Pay-for-performance is a particularly devious form of torture. Your pay is docked if your patients’ blood sugar control isn’t perfect or if their blood pressure isn’t within certain parameters. Physicians are held personally responsible for patient outcomes. On one level, of course this is appropriate. Physicians must practice ethical, up-to-date medicine. On another level, I can’t control whether my patients actually take their medication, follow my exercise advice, or smoke right before their appointment.
What would a revolution look like?
1) Medical scribes for all providers. Physicians shouldn’t be typing their notes. This is an unbelievable waste of the specialized knowledge of the sole income generators in a healthcare system.
2) Single-payer, universal healthcare system. You can’t imagine the convoluted mess of human resources necessary to support our idiotic patchwork-payer system.
3) Allow part-time employment and build in support for life circumstances (illness, leave, surgery, birth, family emergency).
4) Reward thinking specialties (family medicine, internal medicine, pediatrics), not just procedure-driven specialties (gastroenterology, surgery, etc).
5) Make medical school free. I graduated from med school in 1997 with $60,600 debt. I paid most of it off during residency. The average medical student today graduates with $170,000 in debt. And we wonder why there is a shortage of primary care docs.
6) Study upper-level administrative pay and figure out a rational approach.
(7)As long as we’re having a revolution, let’s make it possible for a family to live on one average income.)
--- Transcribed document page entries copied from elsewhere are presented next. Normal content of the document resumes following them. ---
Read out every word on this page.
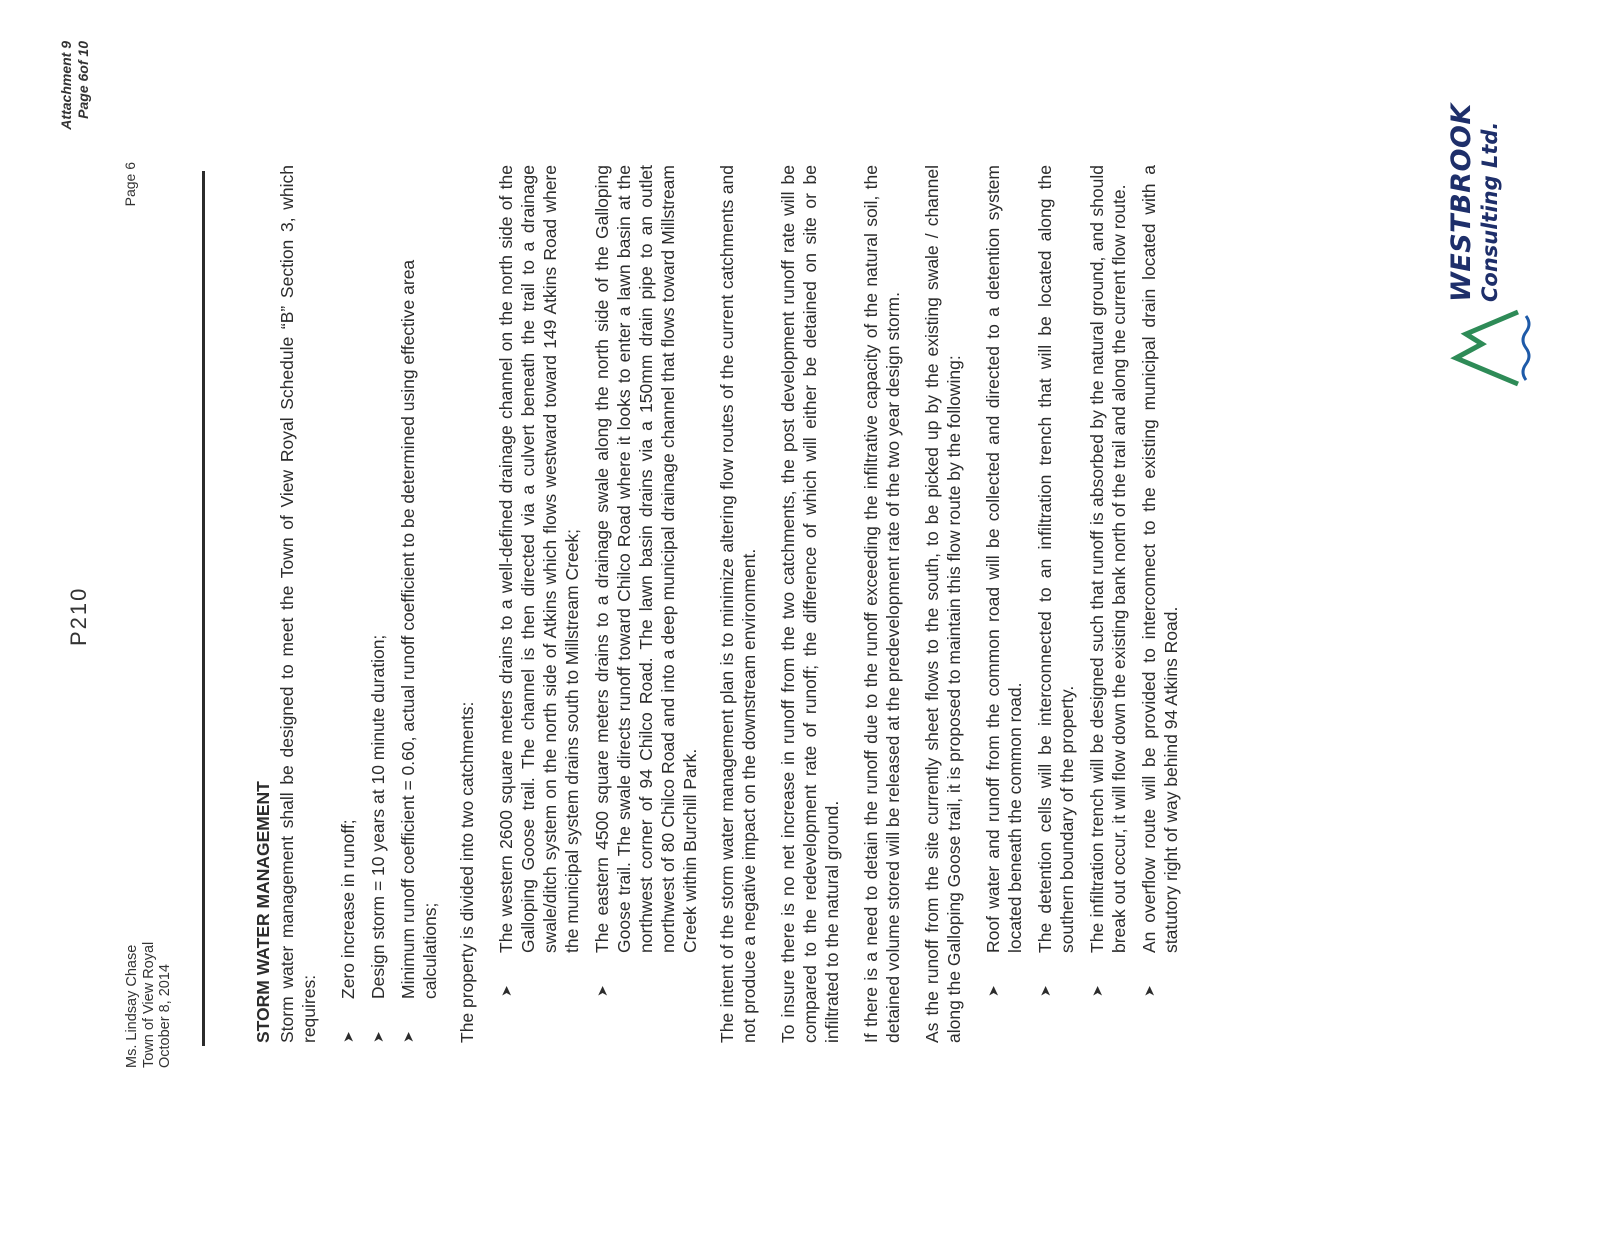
Attachment 9 Page 6of 10
P210
Page 6
Ms. Lindsay Chase Town of View Royal October 8, 2014	STORM WATER MANAGEMENT Storm water management shall be designed to meet the Town of View Royal Schedule “B” Section 3, which requires: ➤
Zero increase in runoff;
➤
Design storm = 10 years at 10 minute duration;
➤
Minimum runoff coefficient = 0.60, actual runoff coefficient to be determined using effective area calculations; The property is divided into two catchments: ➤
The western 2600 square meters drains to a well-defined drainage channel on the north side of the Galloping Goose trail. The channel is then directed via a culvert beneath the trail to a drainage swale/ditch system on the north side of Atkins which flows westward toward 149 Atkins Road where the municipal system drains south to Millstream Creek;
➤
The eastern 4500 square meters drains to a drainage swale along the north side of the Galloping Goose trail. The swale directs runoff toward Chilco Road where it looks to enter a lawn basin at the northwest corner of 94 Chilco Road. The lawn basin drains via a 150mm drain pipe to an outlet northwest of 80 Chilco Road and into a deep municipal drainage channel that flows toward Millstream Creek within Burchill Park. The intent of the storm water management plan is to minimize altering flow routes of the current catchments and not produce a negative impact on the downstream environment. To insure there is no net increase in runoff from the two catchments, the post development runoff rate will be compared to the redevelopment rate of runoff; the difference of which will either be detained on site or be infiltrated to the natural ground. If there is a need to detain the runoff due to the runoff exceeding the infiltrative capacity of the natural soil, the detained volume stored will be released at the predevelopment rate of the two year design storm. As the runoff from the site currently sheet flows to the south, to be picked up by the existing swale / channel along the Galloping Goose trail, it is proposed to maintain this flow route by the following: ➤
Roof water and runoff from the common road will be collected and directed to a detention system located beneath the common road.
➤
The detention cells will be interconnected to an infiltration trench that will be located along the southern boundary of the property.
➤
The infiltration trench will be designed such that runoff is absorbed by the natural ground, and should break out occur, it will flow down the existing bank north of the trail and along the current flow route.
➤
An overflow route will be provided to interconnect to the existing municipal drain located with a statutory right of way behind 94 Atkins Road.
WESTBROOK Consulting Ltd.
8) Give some control back to docs. If I want 45 minutes for a complete physical, let me have it. I know I won’t be paid as much. So be it.
9) Pay should depend upon quality and complexity of care as well as production. But figure out the right ways to measure quality.
10) Off-load providers. Providers should only be doing provider-level work. This sounds arrogant to some, I realize. Gee, the poor doctor didn’t want to room her own patient. In terms of office efficiency, though, this is the only system that makes sense. Develop protocols for refills, triage, rooming, updating chart info, etc, AND FOLLOW THEM. PharmDs can do a lot of medication management for chronic disease.
There’s a lot more to the revolution. And I have a headache.
In short, it’s great that more attention is being paid to physician burnout and stress. However, the answers lie not in fixing the physicians, making them more “resilient,” but in fixing the healthcare system that’s burning them out.
PS (8/11/2016): Over 4500 people have read this post since Monday.
1) Thank you for caring about the health of healthcare.